Talvez, a fala ou o “mea culpa” desse educador, possa servir de referência para aquele que deseja entender algumas das reais causas desse mega-movimento, popularmente cognominado de “Copa das Manifestações” que, partindo das redes sociais, atingiu às ruas sem a necessidade da UNE, das centrais sindicais e dos encamisados líderes políticos com seus jargões e bandeiras partidárias multicoloridas.


O Risco da Letargia
(Por Cristovam Buarque)



 Um país pode dormir em berço esplêndido, mas seu povo e suas lideranças não têm o direito de ficarem letárgicos quando seu futuro está ameaçado. Mas estamos sofrendo de letargia diante do esgotamento de um ciclo histórico que exige mudança de rumo.

É visível que nossa democracia está fragilizada por causa da corrupção, da desmoralização dos partidos tradicionais, do uso de “pacotes” elaborado conforme os interesses do momento, do elevado custo de campanhas, transformadas em batalhas de marqueteiros e advogados, e do financiamento corruptor destas  campanhas milionárias. Outro fato que demonstra esta fragilidade é o controle do Legislativo pelo Executivo e a insólita disputa entre Legislativo e Judiciário.

É visível o risco da perda do controle da inflação. Uma das conquistas da democracia foi o Plano Real, adotado por unanimidade pelas lideranças políticas nacionais e todos os governos dede 1994. Agora, elas parecem abandonar esta grande conquista. E o povo parece manter-se letárgico, sem despertar para o risco do monstro da inflação e suas consequências desestabilizadoras de todas as políticas, especialmente as sociais e econômicas.
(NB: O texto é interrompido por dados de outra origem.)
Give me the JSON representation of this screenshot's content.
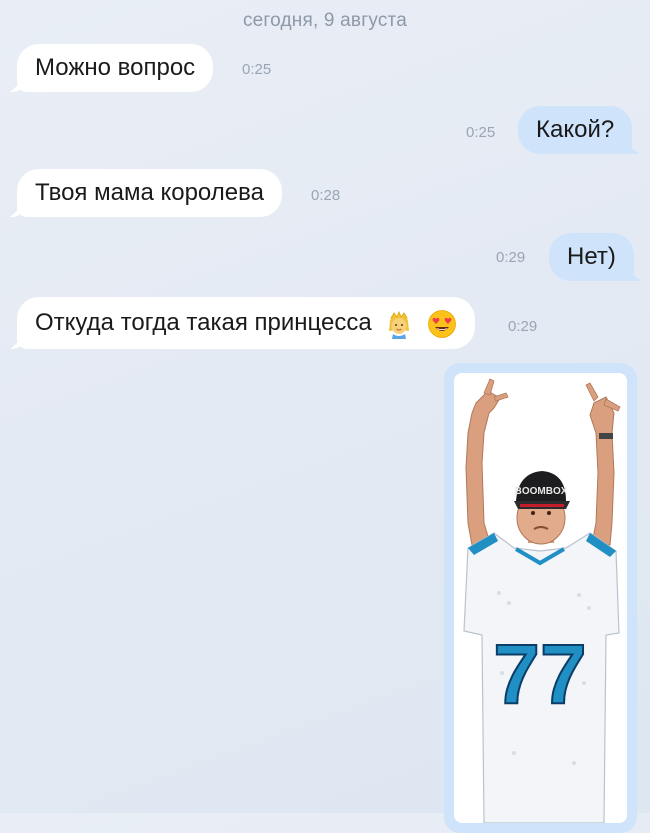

Também estamos letárgicos diante da desmoralização de outra grande conquista da democracia: a transferência de renda. Estamos letárgicos também diante do risco do aumento real do salário mínimo, agora ameaçados pela volta da inflação e pelo risco de que sirva como indutor de mais inflação. Estamos letárgicos diante da aceitação de bolsas como instrumentos permanentes sem compromisso com a abolição da pobreza. Os brasileiros, especialmente os beneficiários das bolsas, ainda não se despertaram para um tempo em que se livrarão delas. E as lideranças políticas, especialmente as que se consideram de esquerda, parecem considerar que o Brasil já fez sua revolução, ao distribuir um mínimo de sua imensa renda para os pobres, mesmo mantendo o modelo social e econômico concentrador. É preciso despertar para a necessidade de que qualquer brasileiro e sua família estejam independentes da necessidade de bolsa.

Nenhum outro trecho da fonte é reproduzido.